So, thanks Colin for selling it to me, thanks Hawkie for servicing it and thanks Dave for the box.... Im very very pleased with it all round..

Crap pic Im afraid so far...

*


----------



## Silver Hawk (Dec 2, 2003)

jasonm said:


> So, Ive loved these for EVER , well, since Dave 'Martinus' first introduced us to them way back when


Nope, it was Roy....and I still have his original sales photo (and the watch) from 2003 --- 10 years ago!


----------



## jasonm (Nov 22, 2003)

Ha! So it was..... Out of curiosity, how much did he sell it for ?


----------



## Roger the Dodger (Oct 5, 2009)

Stop it you two!...I've only just acquired my first 'proper' electric watch and now you're tempting me with more..... :lol: That's lovely, Jason...well done! :notworthy:


----------



## Silver Hawk (Dec 2, 2003)

jasonm said:


> Ha! So it was..... Out of curiosity, how much did he sell it for ?


My filing system is better than I thought!


----------



## jasonm (Nov 22, 2003)

Thanks Roger, it's a cracker...

Cheers for looking that out Paul, very interesting..


----------



## MerlinShepherd (Sep 18, 2011)

I want one!


----------



## martinus_scriblerus (Sep 29, 2008)

Nice one Jason. Getting the original band is a real bonus. They really look great on the watch.


----------



## Nalu (Nov 28, 2003)

Looks great Jase, glad it got fixed up and went to someone who appreciates it. I've been in love with these since Paul first posted a pic of one years ago - never saw Roy's. Agree that the handset is superb. And although the X-Pand-O bracelet is a bit cheesy, I think you'll agree that it works on the watch.

In other news, I found another one sorta hidden in a box of 'to-be-sorted' watches. So there are three here and I plan on having Paul work all of them into a useable condition soon.


----------



## Silver Hawk (Dec 2, 2003)

Nalu said:


> Looks great Jase, glad it got fixed up and went to someone who appreciates it. I've been in love with these since Paul first posted a pic of one years ago - never saw Roy's.
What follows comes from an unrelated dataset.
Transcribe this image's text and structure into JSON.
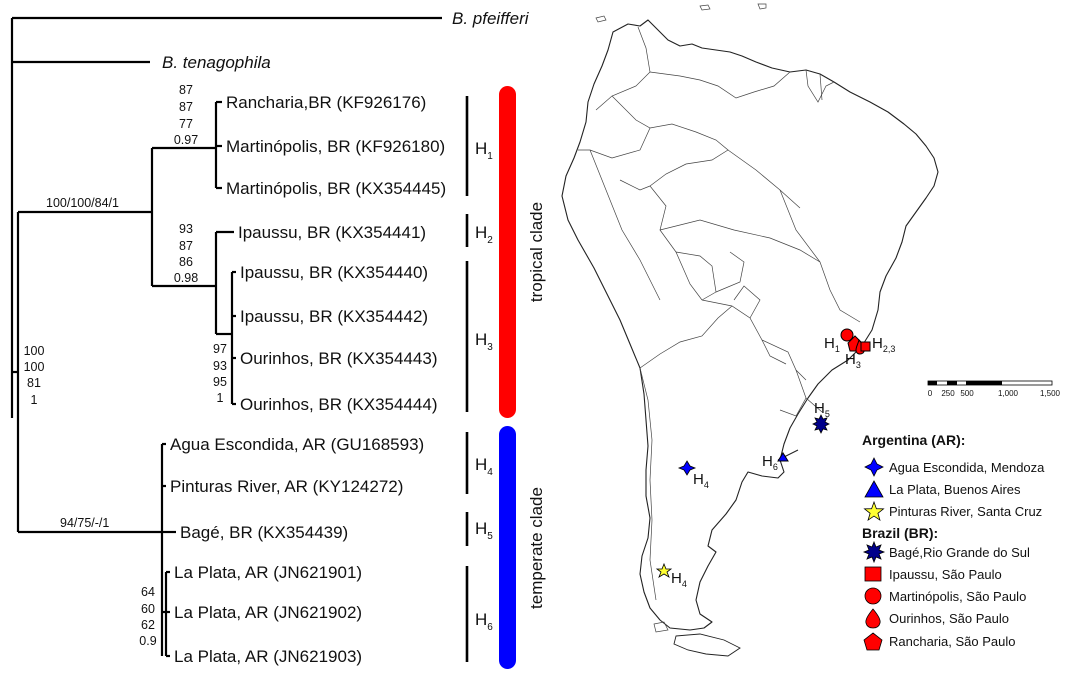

Agree that the handset is superb. And although the X-Pand-O bracelet is a bit cheesy, I think you'll agree that it works on the watch.
> 
> In other news, I found another one sorta hidden in a box of 'to-be-sorted' watches. So there are three here and I plan on having Paul work all of them into a useable condition soon.
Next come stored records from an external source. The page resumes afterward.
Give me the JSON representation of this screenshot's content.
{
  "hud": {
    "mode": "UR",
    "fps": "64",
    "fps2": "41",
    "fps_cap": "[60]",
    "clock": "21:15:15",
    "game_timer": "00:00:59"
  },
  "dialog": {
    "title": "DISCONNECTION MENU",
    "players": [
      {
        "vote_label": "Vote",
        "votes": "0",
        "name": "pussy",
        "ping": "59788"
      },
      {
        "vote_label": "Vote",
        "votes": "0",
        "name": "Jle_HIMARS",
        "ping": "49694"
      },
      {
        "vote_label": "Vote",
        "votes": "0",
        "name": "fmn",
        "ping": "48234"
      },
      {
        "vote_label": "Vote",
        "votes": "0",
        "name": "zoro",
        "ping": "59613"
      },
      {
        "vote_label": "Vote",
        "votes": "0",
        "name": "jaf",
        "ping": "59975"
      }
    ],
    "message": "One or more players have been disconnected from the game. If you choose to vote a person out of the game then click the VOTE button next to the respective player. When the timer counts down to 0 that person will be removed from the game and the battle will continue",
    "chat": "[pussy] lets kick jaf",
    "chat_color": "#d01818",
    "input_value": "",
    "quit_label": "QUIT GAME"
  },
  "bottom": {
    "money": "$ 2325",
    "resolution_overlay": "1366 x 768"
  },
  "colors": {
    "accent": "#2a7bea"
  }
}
Hey Colin, nice to see you posting here again! :thumbsup:


----------



## Littlelegs (Dec 4, 2011)

Yet another watch to add to the wanted list. These do look great. Love the hands...)


----------



## bowie (Mar 12, 2005)

great looking watch

bowie


----------



## Nalu (Nov 28, 2003)

Thanks Paul - took some time off from the hobby after a bad experience (more to follow), but after several recent positive experiences I'm trying to get back to the forums where I started this madness :lol: Plus, the rugby has been taking up a lot of time that previously was spent on the interwebs. Hope to be around more over the hols, we'll see what 2013 holds!


----------